Tosun, depremler sonrasında bölgede potansiyel deprem etkisi altında yer alan iki havza, bir bölge ve bir kayma zonu bulunduğuna dair tespit yapıldığını belirterek, şunları kaydetti:
“Bunlardan bir tanesi Hatay bölgesiydi. Hakikaten rapor yayınlandıktan sonra Hatay bölgesinde bir deprem oldu. İkinci depremden sonra Sürgü ve Çardak fayı vasıtasıyla aktarılan enerji güneye intikal etti. Yani dolayısıyla bugün bizim ‘Adana plakası’ olarak ifade ettiğimiz, daha teknik olarak ifade etmeye çalışırsak eğer ‘Ceyhan Havzası’ olarak ifade ettiğimiz bölge potansiyel bir etki altında. Bu ikinci olarak ifade edeceğimiz potansiyel alan. Üçüncü alan için ise daha kuzeylere çıkmamız lazım. Burada üçlü kesişim noktası olarak ifade ettiğimiz bir bölge var; Palu segmenti diyoruz. Palu segmentinin Kuzey Anadolu fayına doğru yaklaştığı bir bölge ki bu bölgede Yedisu segmenti var Kuzey Anadolu fayından gelen. Bu eklem bölgesinde, bu kesişim yerinde bir potansiyel alan oluşuyor.”

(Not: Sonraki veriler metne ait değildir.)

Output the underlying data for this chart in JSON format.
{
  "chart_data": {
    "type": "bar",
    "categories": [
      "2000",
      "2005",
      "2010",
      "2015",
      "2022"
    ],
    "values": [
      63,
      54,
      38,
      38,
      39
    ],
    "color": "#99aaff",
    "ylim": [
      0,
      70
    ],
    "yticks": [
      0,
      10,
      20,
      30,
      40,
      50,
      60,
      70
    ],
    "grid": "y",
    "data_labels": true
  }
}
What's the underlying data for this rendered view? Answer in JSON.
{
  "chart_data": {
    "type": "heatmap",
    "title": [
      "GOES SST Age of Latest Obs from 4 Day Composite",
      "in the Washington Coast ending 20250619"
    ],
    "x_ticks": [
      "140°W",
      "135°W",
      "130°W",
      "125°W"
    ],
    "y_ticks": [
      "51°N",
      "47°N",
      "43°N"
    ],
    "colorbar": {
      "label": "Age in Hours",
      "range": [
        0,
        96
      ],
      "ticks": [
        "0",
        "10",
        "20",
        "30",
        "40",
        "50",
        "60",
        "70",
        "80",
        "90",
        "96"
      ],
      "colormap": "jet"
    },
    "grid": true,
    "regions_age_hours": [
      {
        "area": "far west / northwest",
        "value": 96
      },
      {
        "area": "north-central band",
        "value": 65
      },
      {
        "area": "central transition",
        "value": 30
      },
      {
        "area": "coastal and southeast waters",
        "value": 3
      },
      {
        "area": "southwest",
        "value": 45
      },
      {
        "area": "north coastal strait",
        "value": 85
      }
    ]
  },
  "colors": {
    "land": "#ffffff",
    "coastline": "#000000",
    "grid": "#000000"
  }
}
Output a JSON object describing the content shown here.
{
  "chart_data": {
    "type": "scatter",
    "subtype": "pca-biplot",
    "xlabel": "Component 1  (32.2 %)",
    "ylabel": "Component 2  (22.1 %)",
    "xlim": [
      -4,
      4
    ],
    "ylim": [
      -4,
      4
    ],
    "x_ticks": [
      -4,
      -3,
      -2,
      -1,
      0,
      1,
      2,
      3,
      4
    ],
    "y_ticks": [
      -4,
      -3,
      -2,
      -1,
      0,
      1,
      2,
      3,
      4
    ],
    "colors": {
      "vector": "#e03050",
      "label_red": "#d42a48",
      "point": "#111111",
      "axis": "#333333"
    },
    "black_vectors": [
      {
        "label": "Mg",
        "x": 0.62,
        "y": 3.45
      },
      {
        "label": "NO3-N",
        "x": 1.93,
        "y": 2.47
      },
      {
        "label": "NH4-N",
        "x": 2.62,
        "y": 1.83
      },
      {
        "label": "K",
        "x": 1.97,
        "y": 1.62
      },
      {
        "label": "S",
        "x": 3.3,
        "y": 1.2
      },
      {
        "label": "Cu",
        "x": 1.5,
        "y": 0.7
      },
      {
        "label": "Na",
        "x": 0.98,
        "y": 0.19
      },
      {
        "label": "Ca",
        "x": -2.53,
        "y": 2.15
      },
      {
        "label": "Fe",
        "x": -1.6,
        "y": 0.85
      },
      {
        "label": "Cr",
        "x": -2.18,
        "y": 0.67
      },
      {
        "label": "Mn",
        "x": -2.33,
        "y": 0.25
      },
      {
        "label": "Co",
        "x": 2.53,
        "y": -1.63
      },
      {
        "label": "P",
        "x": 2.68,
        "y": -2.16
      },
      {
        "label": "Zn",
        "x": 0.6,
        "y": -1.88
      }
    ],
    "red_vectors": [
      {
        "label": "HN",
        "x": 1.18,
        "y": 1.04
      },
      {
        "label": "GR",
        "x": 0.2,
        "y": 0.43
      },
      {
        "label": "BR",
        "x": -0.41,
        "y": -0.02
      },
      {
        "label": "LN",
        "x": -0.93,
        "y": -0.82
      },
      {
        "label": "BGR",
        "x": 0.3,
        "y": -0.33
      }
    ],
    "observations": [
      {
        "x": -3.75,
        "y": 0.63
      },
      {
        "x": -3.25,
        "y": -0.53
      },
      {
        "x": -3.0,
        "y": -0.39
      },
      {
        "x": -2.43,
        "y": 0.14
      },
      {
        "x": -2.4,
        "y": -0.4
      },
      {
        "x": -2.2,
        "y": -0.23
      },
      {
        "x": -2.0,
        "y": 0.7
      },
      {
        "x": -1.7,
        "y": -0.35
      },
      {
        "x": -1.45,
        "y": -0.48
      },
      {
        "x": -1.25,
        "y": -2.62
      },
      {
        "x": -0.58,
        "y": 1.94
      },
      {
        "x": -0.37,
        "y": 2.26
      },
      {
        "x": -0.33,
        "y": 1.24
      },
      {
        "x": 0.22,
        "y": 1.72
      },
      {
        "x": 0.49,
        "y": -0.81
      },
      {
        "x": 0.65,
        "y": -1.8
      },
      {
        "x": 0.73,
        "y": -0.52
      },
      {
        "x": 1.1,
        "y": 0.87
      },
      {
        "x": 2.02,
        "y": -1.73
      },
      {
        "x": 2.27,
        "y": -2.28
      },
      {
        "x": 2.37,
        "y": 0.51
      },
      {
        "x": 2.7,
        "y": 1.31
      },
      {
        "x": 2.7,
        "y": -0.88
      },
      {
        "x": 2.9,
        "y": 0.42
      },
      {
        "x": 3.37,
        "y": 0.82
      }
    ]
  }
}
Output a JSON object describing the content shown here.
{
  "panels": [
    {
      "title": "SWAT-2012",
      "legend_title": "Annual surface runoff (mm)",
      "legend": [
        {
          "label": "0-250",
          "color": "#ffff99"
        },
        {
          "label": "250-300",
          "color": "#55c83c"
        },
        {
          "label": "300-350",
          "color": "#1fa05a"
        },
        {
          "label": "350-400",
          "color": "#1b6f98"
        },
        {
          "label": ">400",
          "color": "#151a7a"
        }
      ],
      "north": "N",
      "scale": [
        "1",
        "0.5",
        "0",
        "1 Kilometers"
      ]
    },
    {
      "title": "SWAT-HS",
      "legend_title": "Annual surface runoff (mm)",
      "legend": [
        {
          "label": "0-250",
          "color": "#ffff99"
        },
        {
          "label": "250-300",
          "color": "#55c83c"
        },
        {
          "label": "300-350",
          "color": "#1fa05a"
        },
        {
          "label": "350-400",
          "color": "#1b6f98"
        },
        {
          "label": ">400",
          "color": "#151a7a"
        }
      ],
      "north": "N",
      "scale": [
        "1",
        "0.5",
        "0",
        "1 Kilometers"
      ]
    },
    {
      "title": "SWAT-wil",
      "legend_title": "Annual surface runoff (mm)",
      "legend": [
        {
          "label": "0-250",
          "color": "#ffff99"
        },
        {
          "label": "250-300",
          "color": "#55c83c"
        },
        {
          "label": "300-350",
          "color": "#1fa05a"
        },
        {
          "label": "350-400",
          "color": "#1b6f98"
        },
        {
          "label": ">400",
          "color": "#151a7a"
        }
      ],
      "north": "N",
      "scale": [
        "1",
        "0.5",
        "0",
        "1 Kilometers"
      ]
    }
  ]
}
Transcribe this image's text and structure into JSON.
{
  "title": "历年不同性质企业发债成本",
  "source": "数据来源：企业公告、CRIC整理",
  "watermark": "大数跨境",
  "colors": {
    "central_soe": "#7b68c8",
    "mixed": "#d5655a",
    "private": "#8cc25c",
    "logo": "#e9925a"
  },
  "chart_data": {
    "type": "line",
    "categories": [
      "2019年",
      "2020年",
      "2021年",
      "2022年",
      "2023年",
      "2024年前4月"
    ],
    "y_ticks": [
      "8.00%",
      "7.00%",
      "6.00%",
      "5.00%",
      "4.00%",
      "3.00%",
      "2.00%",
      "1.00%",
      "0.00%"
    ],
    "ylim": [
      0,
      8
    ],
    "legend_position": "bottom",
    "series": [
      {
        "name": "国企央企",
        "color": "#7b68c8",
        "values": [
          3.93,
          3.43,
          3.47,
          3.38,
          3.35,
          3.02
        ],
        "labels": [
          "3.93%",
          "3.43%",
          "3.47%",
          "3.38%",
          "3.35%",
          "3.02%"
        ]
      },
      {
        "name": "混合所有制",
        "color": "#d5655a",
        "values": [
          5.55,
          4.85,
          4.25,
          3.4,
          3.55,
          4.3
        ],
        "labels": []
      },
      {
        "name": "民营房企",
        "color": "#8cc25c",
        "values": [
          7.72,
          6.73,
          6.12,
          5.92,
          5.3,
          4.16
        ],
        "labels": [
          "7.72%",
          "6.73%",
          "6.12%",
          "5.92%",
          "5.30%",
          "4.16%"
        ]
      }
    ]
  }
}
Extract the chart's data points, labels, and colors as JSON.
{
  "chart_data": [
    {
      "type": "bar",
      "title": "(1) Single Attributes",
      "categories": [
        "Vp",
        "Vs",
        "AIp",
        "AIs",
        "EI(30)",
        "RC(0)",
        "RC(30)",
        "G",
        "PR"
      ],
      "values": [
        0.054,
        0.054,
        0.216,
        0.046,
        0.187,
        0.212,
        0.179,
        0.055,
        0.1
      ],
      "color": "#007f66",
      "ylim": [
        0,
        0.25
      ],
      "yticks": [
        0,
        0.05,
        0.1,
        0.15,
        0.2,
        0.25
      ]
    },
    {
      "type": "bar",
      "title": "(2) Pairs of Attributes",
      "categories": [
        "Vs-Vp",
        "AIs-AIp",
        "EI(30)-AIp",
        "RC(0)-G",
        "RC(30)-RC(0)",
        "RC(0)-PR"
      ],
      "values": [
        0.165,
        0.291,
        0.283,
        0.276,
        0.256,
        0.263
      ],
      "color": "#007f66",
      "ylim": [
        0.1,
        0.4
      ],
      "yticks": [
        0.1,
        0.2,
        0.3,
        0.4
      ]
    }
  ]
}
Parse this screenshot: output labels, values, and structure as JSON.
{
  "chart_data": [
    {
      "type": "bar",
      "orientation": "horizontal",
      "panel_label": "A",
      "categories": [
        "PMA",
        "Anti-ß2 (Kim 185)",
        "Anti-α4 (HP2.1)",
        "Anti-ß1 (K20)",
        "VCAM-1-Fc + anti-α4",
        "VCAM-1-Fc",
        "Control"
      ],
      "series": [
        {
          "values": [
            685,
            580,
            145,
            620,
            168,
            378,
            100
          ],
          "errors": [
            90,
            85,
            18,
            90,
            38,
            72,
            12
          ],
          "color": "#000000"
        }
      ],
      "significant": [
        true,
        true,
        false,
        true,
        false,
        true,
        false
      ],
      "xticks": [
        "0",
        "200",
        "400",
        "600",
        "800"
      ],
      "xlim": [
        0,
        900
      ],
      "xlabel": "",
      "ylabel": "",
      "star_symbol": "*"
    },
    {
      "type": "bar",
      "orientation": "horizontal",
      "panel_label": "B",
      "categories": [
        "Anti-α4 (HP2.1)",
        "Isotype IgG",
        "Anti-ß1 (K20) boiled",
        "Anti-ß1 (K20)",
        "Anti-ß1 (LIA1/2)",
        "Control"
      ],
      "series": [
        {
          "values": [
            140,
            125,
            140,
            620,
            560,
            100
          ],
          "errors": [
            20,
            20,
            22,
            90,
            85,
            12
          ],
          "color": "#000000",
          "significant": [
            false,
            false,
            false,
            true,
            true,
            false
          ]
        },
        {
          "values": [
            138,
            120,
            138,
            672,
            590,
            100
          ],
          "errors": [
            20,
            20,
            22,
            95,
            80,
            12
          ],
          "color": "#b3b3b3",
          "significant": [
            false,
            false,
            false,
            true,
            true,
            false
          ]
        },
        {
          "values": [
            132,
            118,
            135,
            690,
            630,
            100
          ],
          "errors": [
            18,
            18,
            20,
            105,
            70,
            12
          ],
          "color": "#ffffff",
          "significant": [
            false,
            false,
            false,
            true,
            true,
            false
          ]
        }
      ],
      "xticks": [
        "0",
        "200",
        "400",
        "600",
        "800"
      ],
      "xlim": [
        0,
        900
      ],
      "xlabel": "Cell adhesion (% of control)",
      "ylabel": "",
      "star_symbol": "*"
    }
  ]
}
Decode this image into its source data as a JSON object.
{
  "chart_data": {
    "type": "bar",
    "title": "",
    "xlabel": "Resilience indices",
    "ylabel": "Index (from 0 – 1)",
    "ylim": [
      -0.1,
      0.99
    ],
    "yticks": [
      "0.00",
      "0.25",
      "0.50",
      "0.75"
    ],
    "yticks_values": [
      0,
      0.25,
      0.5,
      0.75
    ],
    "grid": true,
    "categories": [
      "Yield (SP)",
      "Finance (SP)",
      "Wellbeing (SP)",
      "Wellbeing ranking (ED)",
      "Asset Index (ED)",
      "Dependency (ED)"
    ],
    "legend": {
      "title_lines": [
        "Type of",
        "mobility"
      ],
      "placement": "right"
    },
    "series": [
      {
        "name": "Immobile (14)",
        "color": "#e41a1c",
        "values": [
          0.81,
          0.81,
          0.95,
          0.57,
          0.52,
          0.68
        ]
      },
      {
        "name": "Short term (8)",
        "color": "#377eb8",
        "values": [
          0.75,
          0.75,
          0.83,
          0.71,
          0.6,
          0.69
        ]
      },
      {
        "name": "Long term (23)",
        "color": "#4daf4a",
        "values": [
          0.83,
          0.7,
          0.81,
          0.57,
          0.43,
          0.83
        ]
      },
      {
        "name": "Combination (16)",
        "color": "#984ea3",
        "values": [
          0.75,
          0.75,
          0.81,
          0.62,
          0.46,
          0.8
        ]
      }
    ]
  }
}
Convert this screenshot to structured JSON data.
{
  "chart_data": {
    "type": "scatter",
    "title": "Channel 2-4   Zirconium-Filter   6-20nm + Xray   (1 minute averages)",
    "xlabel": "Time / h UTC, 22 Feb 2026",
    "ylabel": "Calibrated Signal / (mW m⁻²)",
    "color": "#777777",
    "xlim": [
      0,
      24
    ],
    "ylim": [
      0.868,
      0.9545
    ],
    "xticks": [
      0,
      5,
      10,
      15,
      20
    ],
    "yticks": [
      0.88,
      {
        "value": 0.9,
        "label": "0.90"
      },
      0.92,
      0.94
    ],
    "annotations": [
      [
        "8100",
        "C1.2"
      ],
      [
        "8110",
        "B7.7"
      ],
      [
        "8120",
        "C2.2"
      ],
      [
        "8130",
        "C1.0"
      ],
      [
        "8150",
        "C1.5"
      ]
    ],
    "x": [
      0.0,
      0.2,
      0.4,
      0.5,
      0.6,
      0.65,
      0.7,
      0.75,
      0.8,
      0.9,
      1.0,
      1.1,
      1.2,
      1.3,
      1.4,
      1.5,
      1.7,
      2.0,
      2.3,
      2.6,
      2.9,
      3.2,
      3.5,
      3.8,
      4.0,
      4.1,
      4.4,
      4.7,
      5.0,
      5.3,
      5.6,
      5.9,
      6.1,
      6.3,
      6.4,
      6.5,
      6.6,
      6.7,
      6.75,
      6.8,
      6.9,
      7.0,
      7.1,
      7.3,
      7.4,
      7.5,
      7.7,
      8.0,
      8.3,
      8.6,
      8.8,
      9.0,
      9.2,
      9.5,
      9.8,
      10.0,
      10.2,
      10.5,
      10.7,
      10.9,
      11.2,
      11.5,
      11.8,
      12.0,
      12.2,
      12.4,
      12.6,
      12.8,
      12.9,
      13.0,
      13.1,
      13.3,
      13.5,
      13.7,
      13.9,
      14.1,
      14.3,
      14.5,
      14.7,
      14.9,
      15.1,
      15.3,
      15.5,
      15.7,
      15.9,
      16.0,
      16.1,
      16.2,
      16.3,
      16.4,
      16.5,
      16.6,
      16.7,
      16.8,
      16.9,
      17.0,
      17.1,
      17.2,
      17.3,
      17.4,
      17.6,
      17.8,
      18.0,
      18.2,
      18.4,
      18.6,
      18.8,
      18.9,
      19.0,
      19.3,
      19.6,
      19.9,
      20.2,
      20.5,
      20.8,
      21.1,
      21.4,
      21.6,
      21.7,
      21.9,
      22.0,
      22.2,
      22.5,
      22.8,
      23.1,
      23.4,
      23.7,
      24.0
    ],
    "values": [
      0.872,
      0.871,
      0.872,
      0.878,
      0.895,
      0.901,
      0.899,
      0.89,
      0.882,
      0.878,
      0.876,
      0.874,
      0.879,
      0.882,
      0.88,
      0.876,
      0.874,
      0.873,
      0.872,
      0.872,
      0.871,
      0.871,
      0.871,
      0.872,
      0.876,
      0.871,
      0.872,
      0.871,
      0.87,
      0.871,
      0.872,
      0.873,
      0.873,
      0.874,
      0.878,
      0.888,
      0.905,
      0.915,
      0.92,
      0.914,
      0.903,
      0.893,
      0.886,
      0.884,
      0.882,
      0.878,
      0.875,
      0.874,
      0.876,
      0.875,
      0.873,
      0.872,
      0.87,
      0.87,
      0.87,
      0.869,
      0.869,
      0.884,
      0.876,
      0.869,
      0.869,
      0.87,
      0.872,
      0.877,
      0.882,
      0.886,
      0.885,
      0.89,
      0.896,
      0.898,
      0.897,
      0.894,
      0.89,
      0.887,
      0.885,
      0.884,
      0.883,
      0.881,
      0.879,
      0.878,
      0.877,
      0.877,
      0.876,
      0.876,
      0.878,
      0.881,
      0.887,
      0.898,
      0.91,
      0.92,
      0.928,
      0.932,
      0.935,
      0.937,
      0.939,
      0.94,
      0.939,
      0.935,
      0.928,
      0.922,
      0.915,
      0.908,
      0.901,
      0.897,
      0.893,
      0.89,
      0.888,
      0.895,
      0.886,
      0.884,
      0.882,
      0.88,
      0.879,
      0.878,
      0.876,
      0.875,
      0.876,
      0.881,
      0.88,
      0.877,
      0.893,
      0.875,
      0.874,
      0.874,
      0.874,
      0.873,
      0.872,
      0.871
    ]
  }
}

Özellikle Kığı ve Özlüce barajlarının önem arz ettiğini vurgulayan Prof. Dr. Hasan Tosun, “Bunlarla ilgili gerekli önlemlerin de idaremiz tarafından önemle dikkate alınması gerektiğini altını çizmek isterim. Dördüncü olarak ifade edeceğimiz bölge ise tipik bir kayma zonu. Burada bizim 4 tane barajımız var. Bu Elbistan’dan Çelikhan’a kadar olan bir bölge. Bu enerjisinin bir kısmını boşalttı ama o kadar aktif bir hat ki bu hattın kuzeyinde yer alan Doğanşehir fayı da bunu tetikliyor. Dolayısıyla burası potansiyel deprem bölgesi. Burada 4 tane barajımız var. Bu barajlarımızın da ben potansiyel bir etki altında olduğunu düşünüyorum.” dedi.
Barajların özgün yapılar olduğunu ifade eden Tosun, çok önemli faydaları yanında kamu güvenliği yönünden en riskli yapılar olduğunu, dolayısıyla bu yapıların stabilitesi ve nehir kaskat yapısı içindeki güvenilirliğinin mutlak surette tesis edilmesi gerektiğini sözlerine ekledi.